Image: Man looking at a stack of papers (via IBM Archives)
A few weeks ago, a local governmental organization asked me to speak at a leadership development event. The topic? “Delivering Compelling Presentations.” The person who made the request is a friend, so I think she assumed I would happily agree. She seemed surprised when I responded, “I’m not the right person.”
As she pressed me to reconsider, I resisted the urge to explain that being capable of designing a good presentation is one thing and wanting to do so is another. Instead, striving (as always) to demonstrate good manners, I explained that I only give talks on three general topics and I invited her to consider whether one of those might fit her program.
Polite. Firm. No openings for argument. It felt good.
Having guardrails for evaluating options and opportunities is relatively new for me. For a long, long time, being asked to speak or partner on projects felt both validating and obligatory. Who was I to turn down a request from someone who needed me? And then there was my fear of retribution and my worry that there would be consequences for declining — a gender-based phenomenon noted recently by fellow Vitae columnist Kristen Ghodsee. For too many years I would hustle to meet external demands without attending to what made sense for me. I found myself exhausted and cranky and realized that being spread too thin wasn’t serving anyone. The work was draining rather than energizing, and I came to resent the people who asked for my time.

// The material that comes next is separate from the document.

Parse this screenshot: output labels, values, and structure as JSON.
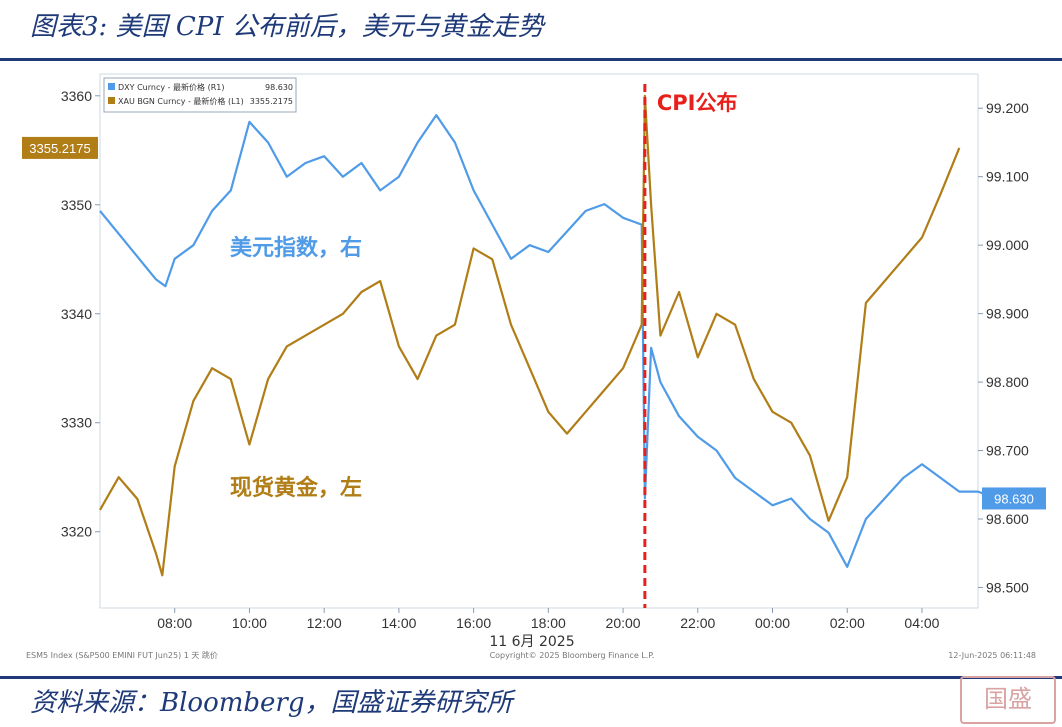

Just as I began struggling with how to handle these unwanted requests, I started observing people who seemed to be doing better than me both professionally and personally. They appeared happier, lighter, and more optimistic. And I noticed they all had something in common: They said no a lot.
I wondered if I should adopt the same approach. Would being more judicious with my time — and less likely to accept requests — make me a more serene person? I wrestled with that question, because saying no seemed mean and ugly, while saying yes seemed gracious and generous. What to do?
Looking for answers, I turned to the concept of personal branding, where I read that it was important to create a distinctive professional image. Perhaps I might benefit from establishing an unusual professional niche? Maybe that would also give me more time for my personal life. However, the research on specialization is not promising. Yes, your productivity goes up, but your visibility goes down. Highly specialized individuals may also suffer when it comes to job offers. The advice in this area is fraught with contradiction. Clearly, it makes sense to have a professional focus, but apparently being too focused can be worse than no focus at all.
Eventually I came up with my own formula for filtering requests. Rather than say no, I allow myself to say yes when certain conditions are met. Nowadays I accept a request when:
- It is relatively easy to fulfill.
- It seems appropriately novel, fun, or energizing.
- It gives me an opportunity to highlight my strengths and professional expertise.
- Meeting the request would not significantly detract from other existing priorities.
- Doing so would fill a reservoir of goodwill I might need to draw upon later.
- It would expose me to new people who might be interesting or helpful.
- Tackling the challenge would enable me to learn something I had wanted to learn anyway.
- The recipients are likely to appreciate my time and effort.
How about you? How do you decide when to say yes to opportunities that come your way? And how do you go about saying no?